With regard to the characteristics of the individuals who constituted the sample, it is important to mention the high frequency of women found in the sample and the nonassociation of OSA with previous diseases in the sample. This fact may be related to the sample size, but on the other hand, it is a characteristic of the health promotion program for the elderly, which reflects the greater demand of women in the health system and the particularity of the characteristics of individuals assisted in programs such as this one. Even the mean BMI found in the sample refers to overweight, if we consider the largest standard deviation, there is at most grade 1 obesity. The difference in BMI between the group with and without OSAS was not large, but it was greater in the group with OSA. Also as in the investigation by Sforza et al. (2011)[38], there was an association of BMI with the presence of OSA in the exploratory analysis, however, this was not confirmed in the univariate model. Perhaps the constitution of the elderly, with factors such as decreased muscle mass, greater adipose tissue and reduced height due to arching of the spine, can explain conflicting aspects of studies with the elderly that involve these measures.

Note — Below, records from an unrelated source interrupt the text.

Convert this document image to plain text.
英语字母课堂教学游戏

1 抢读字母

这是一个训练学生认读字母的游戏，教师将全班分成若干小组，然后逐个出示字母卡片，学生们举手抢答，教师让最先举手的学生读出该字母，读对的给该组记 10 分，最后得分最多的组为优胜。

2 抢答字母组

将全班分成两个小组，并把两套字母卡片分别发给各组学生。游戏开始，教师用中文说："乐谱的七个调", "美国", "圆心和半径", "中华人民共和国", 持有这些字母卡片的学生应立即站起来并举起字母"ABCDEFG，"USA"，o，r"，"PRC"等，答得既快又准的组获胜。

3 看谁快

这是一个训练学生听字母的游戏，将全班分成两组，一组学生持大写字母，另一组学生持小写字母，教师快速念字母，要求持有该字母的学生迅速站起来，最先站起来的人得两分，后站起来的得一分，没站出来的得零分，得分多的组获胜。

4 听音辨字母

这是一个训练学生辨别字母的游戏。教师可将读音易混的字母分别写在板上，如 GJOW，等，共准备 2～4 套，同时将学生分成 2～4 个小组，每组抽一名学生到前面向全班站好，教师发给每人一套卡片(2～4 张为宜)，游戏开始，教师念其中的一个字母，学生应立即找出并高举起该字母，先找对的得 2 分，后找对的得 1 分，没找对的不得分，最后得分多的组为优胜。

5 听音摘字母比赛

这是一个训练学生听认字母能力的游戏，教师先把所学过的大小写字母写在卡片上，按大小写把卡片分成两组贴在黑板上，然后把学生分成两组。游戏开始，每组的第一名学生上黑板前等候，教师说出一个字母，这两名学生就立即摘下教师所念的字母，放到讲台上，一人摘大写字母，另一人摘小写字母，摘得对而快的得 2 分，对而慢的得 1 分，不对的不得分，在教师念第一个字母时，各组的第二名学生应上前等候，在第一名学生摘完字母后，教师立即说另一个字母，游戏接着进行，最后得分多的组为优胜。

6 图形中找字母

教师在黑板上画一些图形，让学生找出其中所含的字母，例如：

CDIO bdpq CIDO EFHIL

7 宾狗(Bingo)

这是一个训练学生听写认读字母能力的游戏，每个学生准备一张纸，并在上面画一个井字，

Finally, it is important to mention that the limitation of the present study was the small sample size. However, it should be considered that this is a retrospective study, whose sample of patients came from a health promotion program for the elderly and not from a specific outpatient clinic for the investigation of sleep disorders. It emphasizes the inclusion criteria in the study, in which elderly patients should have completed all the questionnaires involved in the investigation and performed the PSG in a sleep laboratory, type 1.

CONCLUSION

Despite the small sample of patients, the study suggests the importance of screening elderly individuals for OAS, even if they come from a prevention or health promotion program, and shows the performance of the instruments most commonly used for this type of screening, in these individuals, although future investigations will be carried out with a larger sample.

In conclusion, among the tools evaluated, the BQ showed the best results in measures, specificity, predictive values and LR in identifying OSA in a sample of individuals over 60 years of age, with a predominance of females and a high prevalence of the disease. The STOP-Bang questionnaire showed intermediate performance and ESS the worst results.